Inviting customers to compare prices with the competition is a good strategy for larger companies that can keep prices low.

But it can also inspire customers to shake things up. And they should – it’s a good time to look around and make sure your place of negotiation is still a good deal.

All is relative

Chipotle raised its prices by about 10% last year. But, CEO Brian Niccol said on a call with analysts in February, Chipotle’s food is a bargain even with higher prices. “The chicken burrito, in most parts of the country, is still under $8,” he said. “That’s phenomenal value.”
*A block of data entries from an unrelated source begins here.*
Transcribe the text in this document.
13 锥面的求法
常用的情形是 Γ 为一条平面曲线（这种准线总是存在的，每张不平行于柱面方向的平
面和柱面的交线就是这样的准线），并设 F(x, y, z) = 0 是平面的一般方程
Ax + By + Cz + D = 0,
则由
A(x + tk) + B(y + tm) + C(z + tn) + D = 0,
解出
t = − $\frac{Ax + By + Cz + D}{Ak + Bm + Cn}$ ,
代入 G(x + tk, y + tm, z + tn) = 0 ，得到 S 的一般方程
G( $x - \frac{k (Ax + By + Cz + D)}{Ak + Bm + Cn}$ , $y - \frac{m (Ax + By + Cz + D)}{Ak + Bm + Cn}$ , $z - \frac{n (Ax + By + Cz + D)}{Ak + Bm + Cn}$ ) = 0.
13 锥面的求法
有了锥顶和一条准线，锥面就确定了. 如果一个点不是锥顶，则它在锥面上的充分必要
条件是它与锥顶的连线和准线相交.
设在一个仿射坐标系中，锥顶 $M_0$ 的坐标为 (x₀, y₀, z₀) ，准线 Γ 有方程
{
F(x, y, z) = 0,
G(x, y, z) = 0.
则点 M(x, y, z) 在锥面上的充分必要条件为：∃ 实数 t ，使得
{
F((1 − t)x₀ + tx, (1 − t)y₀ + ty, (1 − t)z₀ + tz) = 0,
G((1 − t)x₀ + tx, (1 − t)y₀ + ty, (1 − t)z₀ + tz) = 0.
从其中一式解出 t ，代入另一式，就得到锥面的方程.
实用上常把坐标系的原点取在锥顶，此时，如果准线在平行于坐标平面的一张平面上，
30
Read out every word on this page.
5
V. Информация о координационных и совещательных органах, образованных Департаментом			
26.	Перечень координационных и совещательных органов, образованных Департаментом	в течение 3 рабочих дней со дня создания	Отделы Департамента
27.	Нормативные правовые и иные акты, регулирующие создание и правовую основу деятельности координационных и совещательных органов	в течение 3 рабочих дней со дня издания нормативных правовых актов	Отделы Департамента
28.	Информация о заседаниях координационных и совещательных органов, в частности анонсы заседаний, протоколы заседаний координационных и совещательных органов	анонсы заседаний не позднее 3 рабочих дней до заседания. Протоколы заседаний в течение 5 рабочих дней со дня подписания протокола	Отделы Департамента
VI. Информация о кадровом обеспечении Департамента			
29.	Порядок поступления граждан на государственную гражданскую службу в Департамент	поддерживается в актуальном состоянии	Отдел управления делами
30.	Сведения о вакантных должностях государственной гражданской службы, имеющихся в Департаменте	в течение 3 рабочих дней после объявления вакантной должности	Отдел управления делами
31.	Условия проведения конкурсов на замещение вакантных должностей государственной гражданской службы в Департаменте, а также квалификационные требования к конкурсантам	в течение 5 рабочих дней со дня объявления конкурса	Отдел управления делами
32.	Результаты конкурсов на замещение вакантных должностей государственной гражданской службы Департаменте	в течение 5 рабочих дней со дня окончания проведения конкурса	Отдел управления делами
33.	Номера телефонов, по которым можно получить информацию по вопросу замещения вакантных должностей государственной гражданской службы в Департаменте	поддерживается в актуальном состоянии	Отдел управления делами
Consumers may well accept this argument.

If a product “was 99 cents when everything else was $2, and now it’s $1.99, when everything else is $4 – the same relative price is true,” said Mark Bergen, incumbent James D. Watkins Professorship in Marketing at the Carlson Branch of the University of Minnesota. school.

Before the pandemic, consumers may have had places to go for the best deal. But a lot has changed since then, and not all in the same way.

“Different companies have different pressures and cost structures,” Bergen said. “It may turn out that Chipotle was the good deal before. But [now] there’s another company that’s doing a much better deal because of their supply chain or their way of doing business. »

Bergen pointed out that while prices go up, not all items are affected equally.

“Inflation is not a monolith,” he said. A look at the consumer price index, a key measure of inflation, offers a good example of how prices fluctuate even within a category.

Overall, food at home became around 8% more expensive in the 12 months to February, without seasonal adjustments. But some categories saw smaller bumps and some bigger ones.

The price of cheese, for example, increased by about 2%. Bacon, on the other hand, was up almost 19%. So while all companies face higher prices, not all are necessarily facing the same pressures.

Consumers can forgive price increases during inflation. But we also pay attention to that sticker price, Bergen noted.

“As consumers, we tend to know absolute prices,” he said. “I think there will be a pushback.”